Ecommerce – Planned Obsolescence

Ecommerce Product Life
Ecommerce Product Life

Many will have  never heard of the term planned obsolescence.  The term stems from the period prior to 1920, when retail products were made with the purposeful intent to stand the test of time. These high quality products were sturdy; often hand machined piecework, and ultimately provided and excellent long term investment for the consumer.

Business owners, however experienced and unforeseen problem in the lack of of return customers and residual income. You see, you can have all the satisfied customers in the world, but if you can not convert them in to repeat customers, then the longevity of your business is doomed.

In the 1920’s and 1930’s businesses began adopting the process of planned obsolescence to tackle this business killing issue. Ultimately this meant that the products consumers bought would not last as long because product parts were intentionally designed to wear out near or at the end of their planned lifespan. In other words if a company planned for a vehicle to last ten years then parts would begin to wear out after 10 years or the total number of miles driven for a statistically generated 10 year average.

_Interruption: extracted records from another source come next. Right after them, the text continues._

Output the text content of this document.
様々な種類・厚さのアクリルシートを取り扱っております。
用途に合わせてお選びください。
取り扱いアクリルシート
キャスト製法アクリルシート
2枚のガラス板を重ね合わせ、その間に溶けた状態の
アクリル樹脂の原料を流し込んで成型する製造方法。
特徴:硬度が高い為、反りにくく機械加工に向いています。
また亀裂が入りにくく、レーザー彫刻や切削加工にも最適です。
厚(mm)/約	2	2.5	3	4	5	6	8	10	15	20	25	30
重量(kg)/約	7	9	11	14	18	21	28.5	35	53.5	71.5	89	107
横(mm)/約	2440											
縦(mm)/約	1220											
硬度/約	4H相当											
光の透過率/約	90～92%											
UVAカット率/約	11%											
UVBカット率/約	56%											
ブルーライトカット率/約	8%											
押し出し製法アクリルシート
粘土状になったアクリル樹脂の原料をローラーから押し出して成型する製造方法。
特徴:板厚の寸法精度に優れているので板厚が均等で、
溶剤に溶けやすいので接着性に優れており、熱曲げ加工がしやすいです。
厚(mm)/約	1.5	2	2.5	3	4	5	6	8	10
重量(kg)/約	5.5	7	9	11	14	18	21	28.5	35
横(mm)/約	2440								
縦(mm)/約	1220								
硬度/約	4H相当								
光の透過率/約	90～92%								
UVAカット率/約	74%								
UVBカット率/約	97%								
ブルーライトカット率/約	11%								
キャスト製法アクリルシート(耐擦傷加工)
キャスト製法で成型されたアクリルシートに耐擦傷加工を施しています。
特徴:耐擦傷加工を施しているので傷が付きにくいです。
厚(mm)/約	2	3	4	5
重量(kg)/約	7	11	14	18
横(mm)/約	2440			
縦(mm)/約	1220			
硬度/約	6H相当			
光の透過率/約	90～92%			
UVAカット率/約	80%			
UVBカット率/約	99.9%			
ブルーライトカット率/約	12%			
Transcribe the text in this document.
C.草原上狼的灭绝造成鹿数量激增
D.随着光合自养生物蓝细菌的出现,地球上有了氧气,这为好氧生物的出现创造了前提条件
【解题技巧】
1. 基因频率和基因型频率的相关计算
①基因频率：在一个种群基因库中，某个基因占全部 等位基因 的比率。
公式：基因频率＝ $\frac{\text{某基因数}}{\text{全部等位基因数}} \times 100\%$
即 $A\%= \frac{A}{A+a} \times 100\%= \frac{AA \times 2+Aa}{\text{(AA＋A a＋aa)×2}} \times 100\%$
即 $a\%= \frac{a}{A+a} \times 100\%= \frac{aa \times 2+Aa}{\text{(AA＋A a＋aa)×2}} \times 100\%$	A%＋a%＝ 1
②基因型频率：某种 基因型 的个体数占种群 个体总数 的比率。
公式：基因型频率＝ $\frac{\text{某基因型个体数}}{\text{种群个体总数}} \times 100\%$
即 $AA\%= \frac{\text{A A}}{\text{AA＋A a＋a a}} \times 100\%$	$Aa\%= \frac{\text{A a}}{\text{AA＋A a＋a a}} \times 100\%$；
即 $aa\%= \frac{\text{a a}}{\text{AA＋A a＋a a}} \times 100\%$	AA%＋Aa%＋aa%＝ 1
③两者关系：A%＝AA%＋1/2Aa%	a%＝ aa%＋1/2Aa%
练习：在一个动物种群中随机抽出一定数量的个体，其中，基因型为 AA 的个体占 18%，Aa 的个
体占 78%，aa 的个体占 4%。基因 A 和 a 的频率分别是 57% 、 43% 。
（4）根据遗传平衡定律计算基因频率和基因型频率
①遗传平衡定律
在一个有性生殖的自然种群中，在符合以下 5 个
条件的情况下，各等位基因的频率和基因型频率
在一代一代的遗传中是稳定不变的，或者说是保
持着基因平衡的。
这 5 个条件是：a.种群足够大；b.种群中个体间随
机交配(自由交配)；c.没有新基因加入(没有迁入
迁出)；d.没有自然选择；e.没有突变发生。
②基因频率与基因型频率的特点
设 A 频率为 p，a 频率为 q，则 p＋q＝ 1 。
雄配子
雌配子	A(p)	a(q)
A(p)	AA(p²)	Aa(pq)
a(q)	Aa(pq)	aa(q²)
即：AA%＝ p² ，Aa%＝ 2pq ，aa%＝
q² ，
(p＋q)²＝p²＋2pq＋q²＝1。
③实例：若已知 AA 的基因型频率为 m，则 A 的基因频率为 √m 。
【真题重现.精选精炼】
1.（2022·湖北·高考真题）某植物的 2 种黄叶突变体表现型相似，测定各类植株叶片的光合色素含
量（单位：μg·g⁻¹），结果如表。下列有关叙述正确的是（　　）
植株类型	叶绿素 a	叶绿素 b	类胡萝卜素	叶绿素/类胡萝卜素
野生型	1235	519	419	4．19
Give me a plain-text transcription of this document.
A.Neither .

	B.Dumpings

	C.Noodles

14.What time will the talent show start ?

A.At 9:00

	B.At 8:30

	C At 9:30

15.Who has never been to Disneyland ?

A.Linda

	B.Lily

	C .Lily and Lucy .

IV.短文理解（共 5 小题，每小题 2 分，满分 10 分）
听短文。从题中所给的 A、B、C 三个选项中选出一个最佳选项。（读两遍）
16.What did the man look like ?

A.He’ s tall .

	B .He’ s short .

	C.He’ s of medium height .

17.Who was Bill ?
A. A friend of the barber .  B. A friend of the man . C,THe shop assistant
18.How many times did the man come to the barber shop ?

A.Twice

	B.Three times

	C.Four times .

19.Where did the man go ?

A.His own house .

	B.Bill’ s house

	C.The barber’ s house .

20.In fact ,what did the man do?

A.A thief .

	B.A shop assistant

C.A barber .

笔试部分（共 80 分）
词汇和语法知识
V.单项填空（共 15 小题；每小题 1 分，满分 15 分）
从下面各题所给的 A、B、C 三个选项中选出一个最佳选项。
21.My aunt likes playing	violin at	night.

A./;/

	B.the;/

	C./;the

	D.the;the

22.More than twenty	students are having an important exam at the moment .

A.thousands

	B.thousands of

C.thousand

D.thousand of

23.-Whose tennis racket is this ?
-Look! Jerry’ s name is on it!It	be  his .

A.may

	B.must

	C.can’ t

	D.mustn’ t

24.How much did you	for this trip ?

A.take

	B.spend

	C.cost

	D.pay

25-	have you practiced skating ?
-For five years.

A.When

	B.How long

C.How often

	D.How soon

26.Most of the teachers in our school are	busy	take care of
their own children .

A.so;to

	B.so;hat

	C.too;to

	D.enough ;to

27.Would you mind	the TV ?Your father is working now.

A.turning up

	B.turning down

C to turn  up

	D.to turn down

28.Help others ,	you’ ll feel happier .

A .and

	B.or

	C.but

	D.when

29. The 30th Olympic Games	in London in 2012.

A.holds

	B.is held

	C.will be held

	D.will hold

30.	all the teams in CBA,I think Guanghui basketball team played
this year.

Essentially a company would use their sales trend and loyalty statistics to determine how long they wanted to wait for a repeat sale and then advertise the life of the product (EX: a blender for fifteen years). Then the company would produce parts or acquire parts as cheaply as possible to only reach or slightly exceed the life expectancy of the product… Thus creating return customers.

By reducing the once very long time between purchases of replacement products the companies actually began to see an increase in long term repeat sales. This in itself breeds additional sales opportunities. For example, you may be looking for a new washer and I can then tell you about the 3 washers I have had from X Company which have lasted long and been trouble free… Boom word of mouth marketing. Note that also, since purchases happened more often, the consumers had the details and information about these products more present in their mind, which only increased the word of mouth marketing as well. America has become accustomed to the need for replacement products. In fact, this technique, carried to its modern extreme we would almost be disappointed if we didn’t need to replace common items occasionally.

In the brave new world of ecommerce the functionality of planned obsolescence is a very important component in determining what type of products you will carry in your online store. For example if you develop your business around a popular product which has an extended life expectancy you would need many more customers over a longer period of time than if had chosen a product that is popular still, but is often replaced by a smaller customer base. This long term planning of “meat and potato” sales can be the difference between selling a quality furnace one time and furnace filters thousands of times….. Or both!

Electronic devices differ greatly as they may have the ability to last longer than they are typically used, but most consumers will replace them regularly when the next newest gadget is released. In this case planned obsolesce is made possible simply due to consumer demand for increased functionality and America’s love of gadgets.

An online store developed around candles is an example of the need for a higher volume of customers. Your average consumer does not light a candle each night, so the need for additional candles is somewhat diminished no matter how beautiful or well scented the candles you sell might be. In this case a clear marketing emphasis on giving candles as gifts may allow existing customers to more easily convert in to repeat customers.

This post is not really designed to encourage you to pursue one type of product over another, but to draw your attention to the dynamics hiding just below the surface related to consumer purchasing patterns of certain items. This post is however designed to get you thinking about the life expectancy of the item’s usefulness and how you should ultimately market the product for the best reach and return overall.